Against the grain
1 Capítulo 1
Notas iniciais
Ela dançava como se sua vida dependesse disso. Como se os movimentos do seu corpo pudessem salvar o mundo. E essa era a parte mais empolgante da sua vida. Estava rodeada de pessoas que não conhecia, mas que dançavam como se estivessem alguma ligação secreta. Era empolgante. Ninguém ali sabia que ela havia sido expulsa do seu curso de enfermagem por se envolver com um professor ou que possuía incontáveis travas emocionais por ter crescido em um orfanato horroroso. Ninguém nem ao menos sabia que ela estava morando no seu próprio carro, e que provavelmente não podia gastar tanto com uma noite de bebidas e diversão. Mas quem liga?
A garota de cabelos castanho escuro encontrou o ar frio da madrugada as cinco e vinte e três da manhã. Sentou no meio fio, um pouco longe da casa noturna, bêbada e cansada demais para caminhar até o seu fusca azul-calcinha que nem estava estacionado tão longe assim, mas estava sóbria o suficiente para ter noção da burrada que havia feito. Ela tinha uma entrevista de emprego em exatamente quatro horas e sete minutos e ela estava completamente acabada. Era certo que um emprego em uma porcaria de lanchonete não era exatamente o que ela desejava, mas ela não podia esperar por algo melhor.
–Ei, o que você pensa que está fazendo?- Ela gritou com a voz um pouco rouca ao ver uma mulher observando a sua lata velha de um jeito duvidoso.
Ela tirou seus sapatos de salto e andou até seu carro, já que a mulher continuava lá.
–Nem pense que vai roubar a minha lata velha!- Gritou ao lançar um de seus sapatos na mulher, que desviou facilmente.
–Não quero roubar o seu carro. E acho que ninguém em sã consciência iria tentar roubar uma "lata velha"-. A mulher, que era ruiva e possuía uma voz rouca, falou friamente.

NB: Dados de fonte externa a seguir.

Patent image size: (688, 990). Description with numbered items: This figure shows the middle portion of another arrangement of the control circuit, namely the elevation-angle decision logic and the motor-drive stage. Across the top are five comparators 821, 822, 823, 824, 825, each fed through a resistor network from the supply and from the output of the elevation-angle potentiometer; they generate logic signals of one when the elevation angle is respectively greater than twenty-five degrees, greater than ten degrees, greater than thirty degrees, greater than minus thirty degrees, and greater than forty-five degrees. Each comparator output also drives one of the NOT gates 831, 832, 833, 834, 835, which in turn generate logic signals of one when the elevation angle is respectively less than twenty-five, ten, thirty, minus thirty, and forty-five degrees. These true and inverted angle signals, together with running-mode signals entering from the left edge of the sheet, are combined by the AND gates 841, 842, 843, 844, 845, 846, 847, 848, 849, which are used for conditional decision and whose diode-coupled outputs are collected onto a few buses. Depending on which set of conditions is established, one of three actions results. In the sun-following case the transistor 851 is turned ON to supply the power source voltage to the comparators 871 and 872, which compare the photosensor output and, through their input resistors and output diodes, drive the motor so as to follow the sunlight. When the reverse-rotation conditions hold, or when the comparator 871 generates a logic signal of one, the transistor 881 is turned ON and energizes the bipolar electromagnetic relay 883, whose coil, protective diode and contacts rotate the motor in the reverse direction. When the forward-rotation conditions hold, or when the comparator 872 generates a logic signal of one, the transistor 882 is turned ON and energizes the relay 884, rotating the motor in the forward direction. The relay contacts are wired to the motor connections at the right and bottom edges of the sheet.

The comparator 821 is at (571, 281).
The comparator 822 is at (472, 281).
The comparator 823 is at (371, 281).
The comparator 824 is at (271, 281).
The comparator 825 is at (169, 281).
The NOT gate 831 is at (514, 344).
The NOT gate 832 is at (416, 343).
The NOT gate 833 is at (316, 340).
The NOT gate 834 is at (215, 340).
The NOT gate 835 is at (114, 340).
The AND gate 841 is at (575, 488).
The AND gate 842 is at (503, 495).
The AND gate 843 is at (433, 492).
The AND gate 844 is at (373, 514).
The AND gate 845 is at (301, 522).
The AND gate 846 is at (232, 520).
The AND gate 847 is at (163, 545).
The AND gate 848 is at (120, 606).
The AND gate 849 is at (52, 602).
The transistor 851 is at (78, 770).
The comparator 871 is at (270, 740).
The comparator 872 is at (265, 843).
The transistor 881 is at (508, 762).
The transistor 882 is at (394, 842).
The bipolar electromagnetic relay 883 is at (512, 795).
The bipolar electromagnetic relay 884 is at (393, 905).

–Então desapareça antes que eu acabe com a sua cara.- A dona dos cabelos escuros lembrou de como havia aprendido a lutar antes de fugir do orfanato. Ela era tão boa de briga como era teimosa.- Preciso ir para casa, então preciso que saia da frente do meu carro, a não ser que esteja querendo morrer atropelada.

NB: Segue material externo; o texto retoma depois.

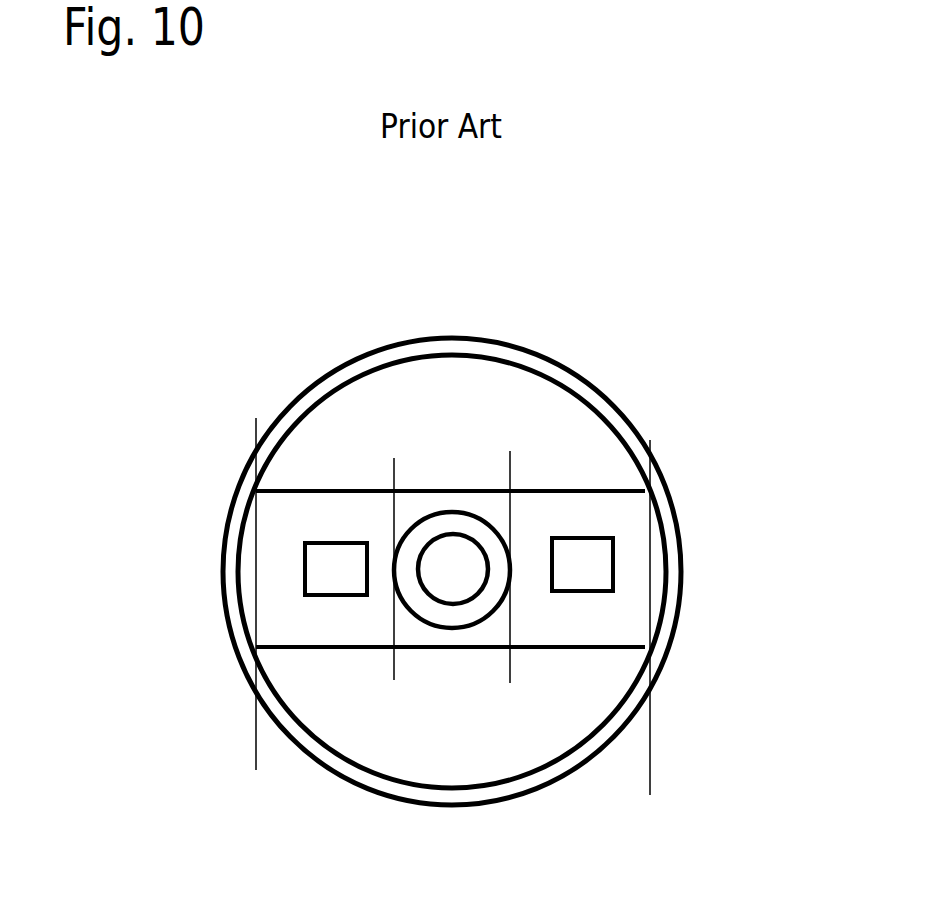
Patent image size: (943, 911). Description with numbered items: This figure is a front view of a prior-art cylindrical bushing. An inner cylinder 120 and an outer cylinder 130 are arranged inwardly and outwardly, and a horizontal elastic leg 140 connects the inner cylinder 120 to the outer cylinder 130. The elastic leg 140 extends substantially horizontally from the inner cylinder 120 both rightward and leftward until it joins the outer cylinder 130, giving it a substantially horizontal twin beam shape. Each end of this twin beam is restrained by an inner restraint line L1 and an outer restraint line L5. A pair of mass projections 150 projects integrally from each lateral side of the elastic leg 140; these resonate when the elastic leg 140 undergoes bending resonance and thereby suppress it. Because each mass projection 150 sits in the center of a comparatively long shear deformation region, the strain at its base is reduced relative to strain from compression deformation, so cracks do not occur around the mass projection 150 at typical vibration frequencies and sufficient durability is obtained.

The inner cylinder 120 is at (457, 523).
The outer cylinder 130 is at (305, 385).
The elastic leg 140 is at (560, 490).
The mass projections 150 is at (318, 572).
The inner restraint line L1 is at (441, 600).
The outer restraint line L5 is at (431, 638).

–Que casa, Elizabeth? Que eu saiba, essa velharia é sua casa.
–Como você sabe quem eu sou?- Ela perguntou com os olhos cerrados.
–Bom, eu costumo saber de tudo.- Disse a ruiva com um leve sorriso irônico.- E sei que você vai querer me acompanhar.
–Isso é algum tipo de sequestro?
–Isso depende de você.- Ela disse e estendeu a mão para a jovem.- Sou Natasha Romanoff, e preciso que você venha comigo. Temos assuntos a tratar.
Ela já havia ouvido esse nome em alguns momentos. Sabia que aquela mulher não tinha medo de sujar aos mãos, ela era a Viúva Negra. Elizabeth não queria que aquela mulher apagasse ela naquele estacionamento vazio, onde ninguém nem notaria. Sua vida podia ser um grande desastre, mas ela preferia não arriscar para ver. Estendeu a mão para a ruiva e a cumprimentou, desconfiada, e em seguida a seguiu e entrou em um carro preto e veloz. Ela não queria morrer, até poderia dar um jeito de fugir, mas naquele momento ela aprendeu que a curiosidade realmente pode até matar. A garota de cabelos escuros não costumava sentir medo, era uma aventureira nata. E não era como se sua vida pudesse piorar mesmo.